If the induced-emission effect exists, then ballotechnic materials may have an energy density that is high enough to allow their energy release (in the form of gamma radiation) to cause deuterium-tritium fusion, it is speculated. Induced gamma emission (IGE) of ballotechnic materials can be caused by gamma rays, x rays, or physical shock. Because of that, ballotechnic energy release could concievably cause chain reactions at a sufficient density. Therefore, a bomb that includes a trigger, ballotechnic material of sufficient density, and a deuterium-tritium mixture could constitute a working fusion bomb that does not require a critical fissionable mass (such as uranium or plutonium). As a result, such a bomb could be very small (about the size of a softball), and it would not produce radioactive fallout, such that it is a 'clean' nuclear bomb, (except for some escaping gamma rays and induced radioactivity from the neutron flux). Because of that, the creation of ballotechnic fusion bombs might decrease the psychological threshold for their use, and thus nuclear war. However, producing a sufficient ballotechnic material density appears to be unlikely in the near future.

If a ballotechnic fusion bomb does not incorporate a neutron reflector, then it constitutes a ballotechnic neutron bomb, and, as was mentioned, such neutron bombs could be as small as a softball.

However, even if the required physical effect exists, none of these weapons have been shown to be technically feasible.

Could hafnium (pictured) one day power an aerial vehicle?
Enlarge
Could hafnium (pictured) one day power an aerial vehicle?

In February 2003, [New Scientist] the idea of the ballotechnic nuclear powered airplane was described. The new idea was to utilize Hf-178 (presumably due to its high energy to weight ratio) which would be triggered to release gamma rays that would heat air in a chamber for jet propulsion. This power source is sometimes called a "Quantum nucleonic reactor".

False rumors

Some have thought that a substance called red mercury, that appeared in the media in the mid 1990s, is a Soviet code name for a ballotechnic substance, particularly hafnium-178. See red mercury for other theories about it.
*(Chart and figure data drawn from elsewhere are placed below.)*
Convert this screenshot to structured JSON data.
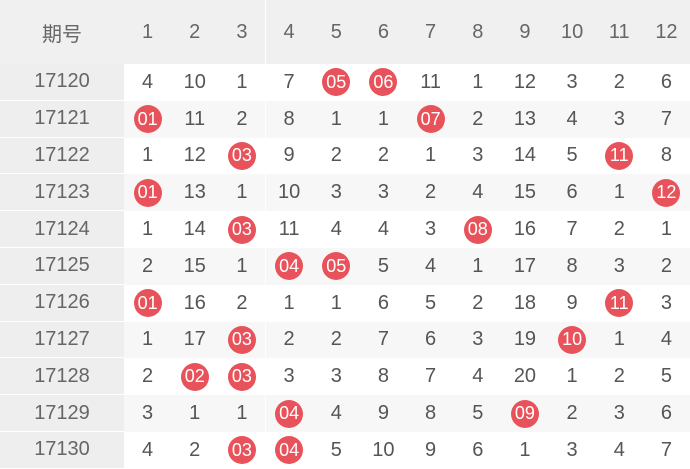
{
  "table": {
    "period_header": "期号",
    "columns": [
      "1",
      "2",
      "3",
      "4",
      "5",
      "6",
      "7",
      "8",
      "9",
      "10",
      "11",
      "12"
    ],
    "colors": {
      "ball": "#e8525a",
      "header_bg": "#f0f0f0",
      "period_bg": "#eeeeee",
      "alt_row_bg": "#f7f7f7"
    },
    "rows": [
      {
        "period": "17120",
        "cells": [
          {
            "v": "4",
            "hit": false
          },
          {
            "v": "10",
            "hit": false
          },
          {
            "v": "1",
            "hit": false
          },
          {
            "v": "7",
            "hit": false
          },
          {
            "v": "05",
            "hit": true
          },
          {
            "v": "06",
            "hit": true
          },
          {
            "v": "11",
            "hit": false
          },
          {
            "v": "1",
            "hit": false
          },
          {
            "v": "12",
            "hit": false
          },
          {
            "v": "3",
            "hit": false
          },
          {
            "v": "2",
            "hit": false
          },
          {
            "v": "6",
            "hit": false
          }
        ]
      },
      {
        "period": "17121",
        "cells": [
          {
            "v": "01",
            "hit": true
          },
          {
            "v": "11",
            "hit": false
          },
          {
            "v": "2",
            "hit": false
          },
          {
            "v": "8",
            "hit": false
          },
          {
            "v": "1",
            "hit": false
          },
          {
            "v": "1",
            "hit": false
          },
          {
            "v": "07",
            "hit": true
          },
          {
            "v": "2",
            "hit": false
          },
          {
            "v": "13",
            "hit": false
          },
          {
            "v": "4",
            "hit": false
          },
          {
            "v": "3",
            "hit": false
          },
          {
            "v": "7",
            "hit": false
          }
        ]
      },
      {
        "period": "17122",
        "cells": [
          {
            "v": "1",
            "hit": false
          },
          {
            "v": "12",
            "hit": false
          },
          {
            "v": "03",
            "hit": true
          },
          {
            "v": "9",
            "hit": false
          },
          {
            "v": "2",
            "hit": false
          },
          {
            "v": "2",
            "hit": false
          },
          {
            "v": "1",
            "hit": false
          },
          {
            "v": "3",
            "hit": false
          },
          {
            "v": "14",
            "hit": false
          },
          {
            "v": "5",
            "hit": false
          },
          {
            "v": "11",
            "hit": true
          },
          {
            "v": "8",
            "hit": false
          }
        ]
      },
      {
        "period": "17123",
        "cells": [
          {
            "v": "01",
            "hit": true
          },
          {
            "v": "13",
            "hit": false
          },
          {
            "v": "1",
            "hit": false
          },
          {
            "v": "10",
            "hit": false
          },
          {
            "v": "3",
            "hit": false
          },
          {
            "v": "3",
            "hit": false
          },
          {
            "v": "2",
            "hit": false
          },
          {
            "v": "4",
            "hit": false
          },
          {
            "v": "15",
            "hit": false
          },
          {
            "v": "6",
            "hit": false
          },
          {
            "v": "1",
            "hit": false
          },
          {
            "v": "12",
            "hit": true
          }
        ]
      },
      {
        "period": "17124",
        "cells": [
          {
            "v": "1",
            "hit": false
          },
          {
            "v": "14",
            "hit": false
          },
          {
            "v": "03",
            "hit": true
          },
          {
            "v": "11",
            "hit": false
          },
          {
            "v": "4",
            "hit": false
          },
          {
            "v": "4",
            "hit": false
          },
          {
            "v": "3",
            "hit": false
          },
          {
            "v": "08",
            "hit": true
          },
          {
            "v": "16",
            "hit": false
          },
          {
            "v": "7",
            "hit": false
          },
          {
            "v": "2",
            "hit": false
          },
          {
            "v": "1",
            "hit": false
          }
        ]
      },
      {
        "period": "17125",
        "cells": [
          {
            "v": "2",
            "hit": false
          },
          {
            "v": "15",
            "hit": false
          },
          {
            "v": "1",
            "hit": false
          },
          {
            "v": "04",
            "hit": true
          },
          {
            "v": "05",
            "hit": true
          },
          {
            "v": "5",
            "hit": false
          },
          {
            "v": "4",
            "hit": false
          },
          {
            "v": "1",
            "hit": false
          },
          {
            "v": "17",
            "hit": false
          },
          {
            "v": "8",
            "hit": false
          },
          {
            "v": "3",
            "hit": false
          },
          {
            "v": "2",
            "hit": false
          }
        ]
      },
      {
        "period": "17126",
        "cells": [
          {
            "v": "01",
            "hit": true
          },
          {
            "v": "16",
            "hit": false
          },
          {
            "v": "2",
            "hit": false
          },
          {
            "v": "1",
            "hit": false
          },
          {
            "v": "1",
            "hit": false
          },
          {
            "v": "6",
            "hit": false
          },
          {
            "v": "5",
            "hit": false
          },
          {
            "v": "2",
            "hit": false
          },
          {
            "v": "18",
            "hit": false
          },
          {
            "v": "9",
            "hit": false
          },
          {
            "v": "11",
            "hit": true
          },
          {
            "v": "3",
            "hit": false
          }
        ]
      },
      {
        "period": "17127",
        "cells": [
          {
            "v": "1",
            "hit": false
          },
          {
            "v": "17",
            "hit": false
          },
          {
            "v": "03",
            "hit": true
          },
          {
            "v": "2",
            "hit": false
          },
          {
            "v": "2",
            "hit": false
          },
          {
            "v": "7",
            "hit": false
          },
          {
            "v": "6",
            "hit": false
          },
          {
            "v": "3",
            "hit": false
          },
          {
            "v": "19",
            "hit": false
          },
          {
            "v": "10",
            "hit": true
          },
          {
            "v": "1",
            "hit": false
          },
          {
            "v": "4",
            "hit": false
          }
        ]
      },
      {
        "period": "17128",
        "cells": [
          {
            "v": "2",
            "hit": false
          },
          {
            "v": "02",
            "hit": true
          },
          {
            "v": "03",
            "hit": true
          },
          {
            "v": "3",
            "hit": false
          },
          {
            "v": "3",
            "hit": false
          },
          {
            "v": "8",
            "hit": false
          },
          {
            "v": "7",
            "hit": false
          },
          {
            "v": "4",
            "hit": false
          },
          {
            "v": "20",
            "hit": false
          },
          {
            "v": "1",
            "hit": false
          },
          {
            "v": "2",
            "hit": false
          },
          {
            "v": "5",
            "hit": false
          }
        ]
      },
      {
        "period": "17129",
        "cells": [
          {
            "v": "3",
            "hit": false
          },
          {
            "v": "1",
            "hit": false
          },
          {
            "v": "1",
            "hit": false
          },
          {
            "v": "04",
            "hit": true
          },
          {
            "v": "4",
            "hit": false
          },
          {
            "v": "9",
            "hit": false
          },
          {
            "v": "8",
            "hit": false
          },
          {
            "v": "5",
            "hit": false
          },
          {
            "v": "09",
            "hit": true
          },
          {
            "v": "2",
            "hit": false
          },
          {
            "v": "3",
            "hit": false
          },
          {
            "v": "6",
            "hit": false
          }
        ]
      },
      {
        "period": "17130",
        "cells": [
          {
            "v": "4",
            "hit": false
          },
          {
            "v": "2",
            "hit": false
          },
          {
            "v": "03",
            "hit": true
          },
          {
            "v": "04",
            "hit": true
          },
          {
            "v": "5",
            "hit": false
          },
          {
            "v": "10",
            "hit": false
          },
          {
            "v": "9",
            "hit": false
          },
          {
            "v": "6",
            "hit": false
          },
          {
            "v": "1",
            "hit": false
          },
          {
            "v": "3",
            "hit": false
          },
          {
            "v": "4",
            "hit": false
          },
          {
            "v": "7",
            "hit": false
          }
        ]
      }
    ]
  }
}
Negative scientific evaluations

The JASON Defense Advisory Group put out a relevant public report, High Energy Density Explosives, N. Lewis, R. Garwin, D. Hammer, W. Happer, R. Jeanloz. J. Katz, S. Koonin, P. Weinberger, E. Williams. October 1997. JSR-97-110. [online pdf] ("distribution is unlimited")
Section 4. page 13. ENERGERIC [sic] MATERIALS FROM RADIOSOTOPE REACTIONS
"A proposal was presented to the members of this JASON study to use nuclear isotope processes to prepare energetic materials. In brief, the notion is to couple nuclear transitions to electronic transitions in isomers such as 178mHf, and, in some ill-defined fashion, to then achieve a resonance condition through which electronic processes could be stimulated with high yield and with a rapid ( < 106 sec [sic, probably means 10-6 sec]) energy release rate.
"There was a disturbing absence of a reality check in this proposal. There was no scientific justification of how such a process might possibly be obtained with high enough efficiencies to be useful in any practical process. ... Without such a defendable order-of-magnitude estimate of how the reaction rate will be increased to useful values, this approach seems to have no merit at the present time."
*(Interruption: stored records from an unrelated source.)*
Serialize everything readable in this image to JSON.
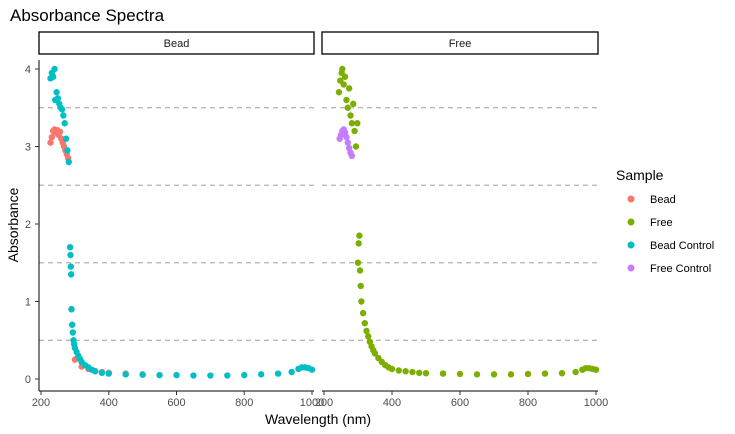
{
  "chart_data": {
    "type": "scatter",
    "title": "Absorbance Spectra",
    "xlabel": "Wavelength (nm)",
    "ylabel": "Absorbance",
    "xlim": [
      200,
      1000
    ],
    "ylim": [
      0,
      4
    ],
    "x_ticks": [
      200,
      400,
      600,
      800,
      1000
    ],
    "y_ticks": [
      0,
      1,
      2,
      3,
      4
    ],
    "reference_lines": [
      0.5,
      1.5,
      2.5,
      3.5
    ],
    "grid": false,
    "legend_position": "right",
    "legend_title": "Sample",
    "facets": [
      "Bead",
      "Free"
    ],
    "series": [
      {
        "name": "Bead",
        "color": "#F8766D",
        "facet": "Bead",
        "points": [
          [
            228,
            3.05
          ],
          [
            232,
            3.12
          ],
          [
            236,
            3.2
          ],
          [
            240,
            3.22
          ],
          [
            244,
            3.18
          ],
          [
            248,
            3.21
          ],
          [
            252,
            3.15
          ],
          [
            256,
            3.19
          ],
          [
            260,
            3.1
          ],
          [
            264,
            3.05
          ],
          [
            268,
            3.0
          ],
          [
            272,
            2.95
          ],
          [
            276,
            2.9
          ],
          [
            280,
            2.85
          ],
          [
            290,
            0.9
          ],
          [
            300,
            0.25
          ],
          [
            320,
            0.16
          ],
          [
            340,
            0.13
          ],
          [
            360,
            0.1
          ],
          [
            380,
            0.09
          ],
          [
            400,
            0.08
          ],
          [
            450,
            0.07
          ],
          [
            500,
            0.06
          ]
        ]
      },
      {
        "name": "Free",
        "color": "#7CAE00",
        "facet": "Free",
        "points": [
          [
            244,
            3.7
          ],
          [
            248,
            3.85
          ],
          [
            252,
            3.95
          ],
          [
            254,
            4.0
          ],
          [
            258,
            3.8
          ],
          [
            262,
            3.9
          ],
          [
            266,
            3.6
          ],
          [
            270,
            3.5
          ],
          [
            274,
            3.75
          ],
          [
            278,
            3.4
          ],
          [
            282,
            3.3
          ],
          [
            286,
            3.55
          ],
          [
            290,
            3.2
          ],
          [
            294,
            3.0
          ],
          [
            298,
            3.3
          ],
          [
            300,
            1.5
          ],
          [
            302,
            1.75
          ],
          [
            304,
            1.85
          ],
          [
            306,
            1.4
          ],
          [
            308,
            1.2
          ],
          [
            310,
            1.0
          ],
          [
            315,
            0.85
          ],
          [
            320,
            0.72
          ],
          [
            325,
            0.62
          ],
          [
            330,
            0.55
          ],
          [
            335,
            0.48
          ],
          [
            340,
            0.42
          ],
          [
            345,
            0.37
          ],
          [
            350,
            0.33
          ],
          [
            360,
            0.27
          ],
          [
            370,
            0.22
          ],
          [
            380,
            0.18
          ],
          [
            390,
            0.15
          ],
          [
            400,
            0.13
          ],
          [
            420,
            0.11
          ],
          [
            440,
            0.1
          ],
          [
            460,
            0.09
          ],
          [
            480,
            0.08
          ],
          [
            500,
            0.075
          ],
          [
            550,
            0.07
          ],
          [
            600,
            0.065
          ],
          [
            650,
            0.06
          ],
          [
            700,
            0.06
          ],
          [
            750,
            0.06
          ],
          [
            800,
            0.065
          ],
          [
            850,
            0.07
          ],
          [
            900,
            0.075
          ],
          [
            940,
            0.09
          ],
          [
            960,
            0.12
          ],
          [
            970,
            0.14
          ],
          [
            980,
            0.14
          ],
          [
            990,
            0.13
          ],
          [
            1000,
            0.12
          ]
        ]
      },
      {
        "name": "Bead Control",
        "color": "#00BFC4",
        "facet": "Bead",
        "points": [
          [
            228,
            3.88
          ],
          [
            232,
            3.95
          ],
          [
            236,
            3.9
          ],
          [
            240,
            4.0
          ],
          [
            242,
            3.6
          ],
          [
            246,
            3.7
          ],
          [
            250,
            3.62
          ],
          [
            254,
            3.55
          ],
          [
            258,
            3.5
          ],
          [
            262,
            3.48
          ],
          [
            266,
            3.4
          ],
          [
            270,
            3.3
          ],
          [
            274,
            3.1
          ],
          [
            278,
            2.95
          ],
          [
            282,
            2.8
          ],
          [
            286,
            1.7
          ],
          [
            287,
            1.6
          ],
          [
            288,
            1.45
          ],
          [
            289,
            1.35
          ],
          [
            290,
            0.9
          ],
          [
            292,
            0.7
          ],
          [
            294,
            0.6
          ],
          [
            296,
            0.5
          ],
          [
            298,
            0.45
          ],
          [
            300,
            0.4
          ],
          [
            305,
            0.35
          ],
          [
            310,
            0.3
          ],
          [
            315,
            0.26
          ],
          [
            320,
            0.22
          ],
          [
            330,
            0.18
          ],
          [
            340,
            0.15
          ],
          [
            350,
            0.12
          ],
          [
            360,
            0.1
          ],
          [
            380,
            0.08
          ],
          [
            400,
            0.07
          ],
          [
            450,
            0.06
          ],
          [
            500,
            0.055
          ],
          [
            550,
            0.05
          ],
          [
            600,
            0.05
          ],
          [
            650,
            0.045
          ],
          [
            700,
            0.045
          ],
          [
            750,
            0.045
          ],
          [
            800,
            0.05
          ],
          [
            850,
            0.06
          ],
          [
            900,
            0.07
          ],
          [
            940,
            0.09
          ],
          [
            960,
            0.13
          ],
          [
            970,
            0.15
          ],
          [
            980,
            0.15
          ],
          [
            990,
            0.14
          ],
          [
            1000,
            0.12
          ]
        ]
      },
      {
        "name": "Free Control",
        "color": "#C77CFF",
        "facet": "Free",
        "points": [
          [
            246,
            3.1
          ],
          [
            250,
            3.15
          ],
          [
            254,
            3.2
          ],
          [
            258,
            3.22
          ],
          [
            262,
            3.18
          ],
          [
            266,
            3.12
          ],
          [
            270,
            3.05
          ],
          [
            274,
            2.98
          ],
          [
            278,
            2.92
          ],
          [
            282,
            2.88
          ]
        ]
      }
    ]
  }
}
Positive experiments in the 21st century

Positive experiments conducted with monochromatic X-rays from the World's premier synchrotron facility [SPring-8] in Hyogo showed induced gamma ray emission with high statistical significance [Confidence Levels Supporting Hf-Isomer Triggering Claims in 2006]. References to peer-reviewed technical articles are included.
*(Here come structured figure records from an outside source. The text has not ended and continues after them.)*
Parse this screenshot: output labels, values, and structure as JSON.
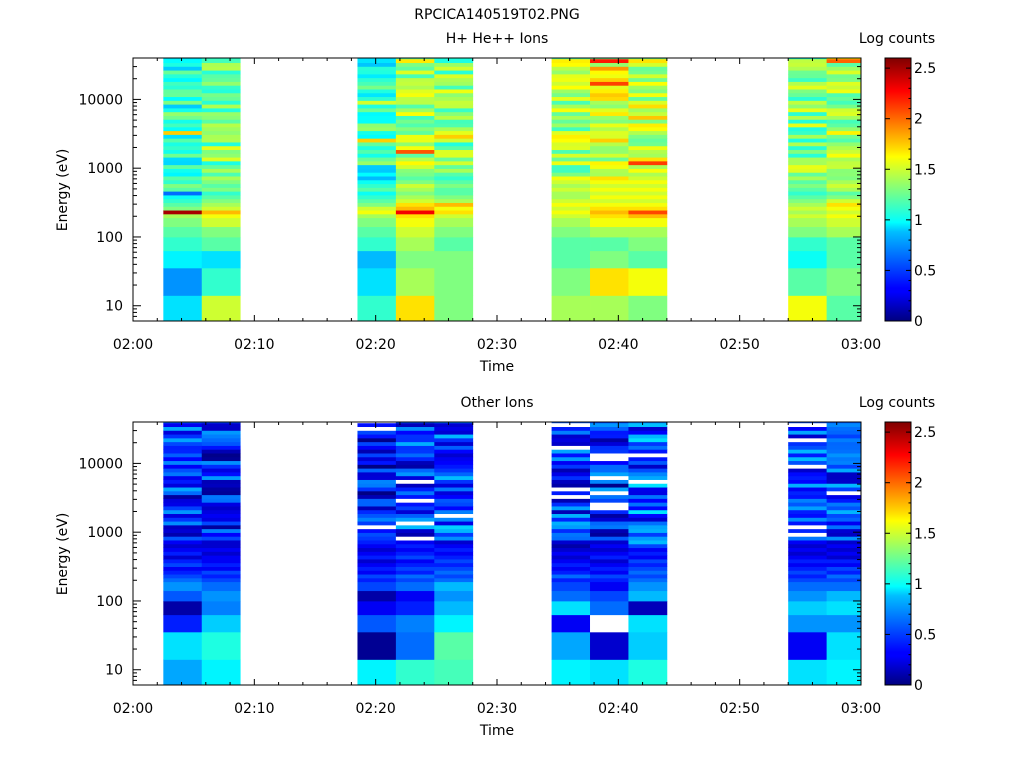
{
  "figure_title": "RPCICA140519T02.PNG",
  "chart_data": [
    {
      "type": "heatmap",
      "title": "H+ He++ Ions",
      "xlabel": "Time",
      "ylabel": "Energy (eV)",
      "colorbar_label": "Log counts",
      "x_ticks": [
        "02:00",
        "02:10",
        "02:20",
        "02:30",
        "02:40",
        "02:50",
        "03:00"
      ],
      "y_ticks": [
        "10",
        "100",
        "1000",
        "10000"
      ],
      "y_scale": "log",
      "ylim_ev": [
        6,
        40000
      ],
      "xlim": [
        "02:00",
        "03:00"
      ],
      "colorbar_ticks": [
        "0",
        "0.5",
        "1",
        "1.5",
        "2",
        "2.5"
      ],
      "colorbar_range": [
        0,
        2.6
      ],
      "colormap": "jet",
      "columns": [
        {
          "start": "02:02:30",
          "end": "02:05:40",
          "base_level": 1.1,
          "profile": [
            0.9,
            0.7,
            0.95,
            1.1,
            1.2,
            1.3,
            1.4,
            2.5,
            1.3,
            1.2,
            1.1,
            1.0,
            0.6,
            1.2,
            1.3,
            1.1,
            1.2
          ]
        },
        {
          "start": "02:05:40",
          "end": "02:08:50",
          "base_level": 1.3,
          "profile": [
            1.5,
            1.1,
            0.9,
            1.2,
            1.3,
            1.5,
            1.6,
            1.8,
            1.5,
            1.4,
            1.3,
            1.2,
            1.1,
            1.3,
            1.2,
            1.3,
            1.4
          ]
        },
        {
          "start": "02:18:30",
          "end": "02:21:40",
          "base_level": 1.1,
          "profile": [
            1.1,
            0.9,
            0.8,
            1.1,
            1.2,
            1.3,
            1.4,
            1.6,
            1.5,
            1.3,
            1.2,
            1.1,
            1.0,
            1.2,
            1.1,
            1.0,
            0.8
          ]
        },
        {
          "start": "02:21:40",
          "end": "02:24:50",
          "base_level": 1.4,
          "profile": [
            1.7,
            1.4,
            1.3,
            1.4,
            1.5,
            1.6,
            1.7,
            2.3,
            1.8,
            1.7,
            1.5,
            1.4,
            1.3,
            1.4,
            1.5,
            1.3,
            1.2
          ]
        },
        {
          "start": "02:24:50",
          "end": "02:28:00",
          "base_level": 1.3,
          "profile": [
            1.3,
            1.3,
            1.3,
            1.2,
            1.3,
            1.4,
            1.5,
            1.7,
            1.6,
            1.8,
            1.4,
            1.3,
            1.2,
            1.2,
            1.3,
            1.2,
            1.1
          ]
        },
        {
          "start": "02:34:30",
          "end": "02:37:40",
          "base_level": 1.4,
          "profile": [
            1.4,
            1.3,
            1.2,
            1.2,
            1.3,
            1.4,
            1.5,
            1.6,
            1.5,
            1.6,
            1.5,
            1.4,
            1.4,
            1.5,
            1.4,
            1.5,
            1.6
          ]
        },
        {
          "start": "02:37:40",
          "end": "02:40:50",
          "base_level": 1.5,
          "profile": [
            1.4,
            1.7,
            1.3,
            1.2,
            1.4,
            1.6,
            1.7,
            1.8,
            1.7,
            1.6,
            1.5,
            1.6,
            1.5,
            1.6,
            1.5,
            1.6,
            1.7
          ]
        },
        {
          "start": "02:40:50",
          "end": "02:44:00",
          "base_level": 1.5,
          "profile": [
            1.3,
            1.6,
            1.2,
            1.3,
            1.4,
            1.6,
            1.8,
            2.1,
            1.7,
            1.6,
            1.5,
            1.6,
            1.5,
            1.6,
            1.5,
            1.6,
            1.5
          ]
        },
        {
          "start": "02:54:00",
          "end": "02:57:10",
          "base_level": 1.3,
          "profile": [
            1.6,
            1.2,
            1.0,
            1.1,
            1.3,
            1.4,
            1.5,
            1.4,
            1.5,
            1.4,
            1.3,
            1.2,
            1.1,
            1.2,
            1.3,
            1.2,
            1.4
          ]
        },
        {
          "start": "02:57:10",
          "end": "03:00:00",
          "base_level": 1.4,
          "profile": [
            1.2,
            1.3,
            1.2,
            1.2,
            1.4,
            1.5,
            1.6,
            1.5,
            1.6,
            1.7,
            1.5,
            1.3,
            1.2,
            1.4,
            1.5,
            1.4,
            1.3
          ]
        }
      ]
    },
    {
      "type": "heatmap",
      "title": "Other Ions",
      "xlabel": "Time",
      "ylabel": "Energy (eV)",
      "colorbar_label": "Log counts",
      "x_ticks": [
        "02:00",
        "02:10",
        "02:20",
        "02:30",
        "02:40",
        "02:50",
        "03:00"
      ],
      "y_ticks": [
        "10",
        "100",
        "1000",
        "10000"
      ],
      "y_scale": "log",
      "ylim_ev": [
        6,
        40000
      ],
      "xlim": [
        "02:00",
        "03:00"
      ],
      "colorbar_ticks": [
        "0",
        "0.5",
        "1",
        "1.5",
        "2",
        "2.5"
      ],
      "colorbar_range": [
        0,
        2.6
      ],
      "colormap": "jet",
      "columns": [
        {
          "start": "02:02:30",
          "end": "02:05:40",
          "base_level": 0.45,
          "profile": [
            0.75,
            0.9,
            0.4,
            0.1,
            0.55,
            0.7,
            0.6,
            0.5,
            0.4,
            0.3,
            0.5,
            0.4,
            0.2,
            0.4,
            0.3,
            0.2,
            0.3
          ]
        },
        {
          "start": "02:05:40",
          "end": "02:08:50",
          "base_level": 0.4,
          "profile": [
            0.95,
            1.05,
            0.85,
            0.65,
            0.7,
            0.6,
            0.5,
            0.4,
            0.5,
            0.3,
            0.4,
            0.3,
            0.3,
            0.2,
            0.3,
            0.2,
            0.2
          ]
        },
        {
          "start": "02:18:30",
          "end": "02:21:40",
          "base_level": 0.35,
          "profile": [
            0.95,
            0.05,
            0.55,
            0.3,
            0.1,
            0.5,
            0.4,
            0.5,
            0.3,
            0.4,
            0.3,
            0.2,
            0.4,
            0.3,
            0.2,
            0.3,
            0.4
          ]
        },
        {
          "start": "02:21:40",
          "end": "02:24:50",
          "base_level": 0.45,
          "profile": [
            1.1,
            0.6,
            0.65,
            0.4,
            0.3,
            0.6,
            0.5,
            0.6,
            0.4,
            0.5,
            0.4,
            0.3,
            0.5,
            0.4,
            0.3,
            0.4,
            0.3
          ]
        },
        {
          "start": "02:24:50",
          "end": "02:28:00",
          "base_level": 0.55,
          "profile": [
            1.15,
            1.2,
            0.95,
            0.8,
            0.7,
            0.8,
            0.6,
            0.5,
            0.6,
            0.5,
            0.4,
            0.5,
            0.4,
            0.3,
            0.4,
            0.3,
            0.2
          ]
        },
        {
          "start": "02:34:30",
          "end": "02:37:40",
          "base_level": 0.45,
          "profile": [
            0.95,
            0.75,
            0.3,
            0.9,
            0.6,
            0.5,
            0.4,
            0.6,
            0.4,
            0.3,
            0.4,
            0.3,
            0.2,
            0.3,
            0.2,
            0.1,
            0.2
          ]
        },
        {
          "start": "02:37:40",
          "end": "02:40:50",
          "base_level": 0.4,
          "profile": [
            0.9,
            0.2,
            -1,
            0.6,
            0.5,
            0.3,
            0.4,
            0.5,
            0.3,
            0.4,
            0.3,
            0.2,
            0.4,
            0.3,
            0.2,
            0.3,
            0.2
          ]
        },
        {
          "start": "02:40:50",
          "end": "02:44:00",
          "base_level": 0.55,
          "profile": [
            1.05,
            0.85,
            0.9,
            0.15,
            0.8,
            0.7,
            0.6,
            0.5,
            0.6,
            0.5,
            0.4,
            0.5,
            0.3,
            0.4,
            0.3,
            0.5,
            0.8
          ]
        },
        {
          "start": "02:54:00",
          "end": "02:57:10",
          "base_level": 0.45,
          "profile": [
            0.9,
            0.3,
            0.7,
            0.85,
            0.7,
            0.6,
            0.5,
            0.4,
            0.5,
            0.4,
            0.3,
            0.4,
            0.3,
            0.2,
            0.3,
            0.2,
            0.3
          ]
        },
        {
          "start": "02:57:10",
          "end": "03:00:00",
          "base_level": 0.5,
          "profile": [
            0.95,
            0.9,
            0.7,
            0.9,
            0.8,
            0.6,
            0.5,
            0.6,
            0.4,
            0.5,
            0.3,
            0.4,
            0.2,
            0.3,
            0.2,
            0.3,
            0.2
          ]
        }
      ]
    }
  ]
}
Samuel Cohen warns of fissionless fusion bombs

[The Nuclear Threat That Doesn't Exist – or Does It?] by Samuel Cohen and Joe Douglass, March 11, 2003, guest editorial in Financial Sense Online. He again claims that Russia has such weapons, "red mercury" exists as claimed, and the US, among the technical elite, take it seriously, while the US at the same time started a disinformation campaign claiming "red mercury" is bogus. Independent confirmation of such claims in the article is lacking.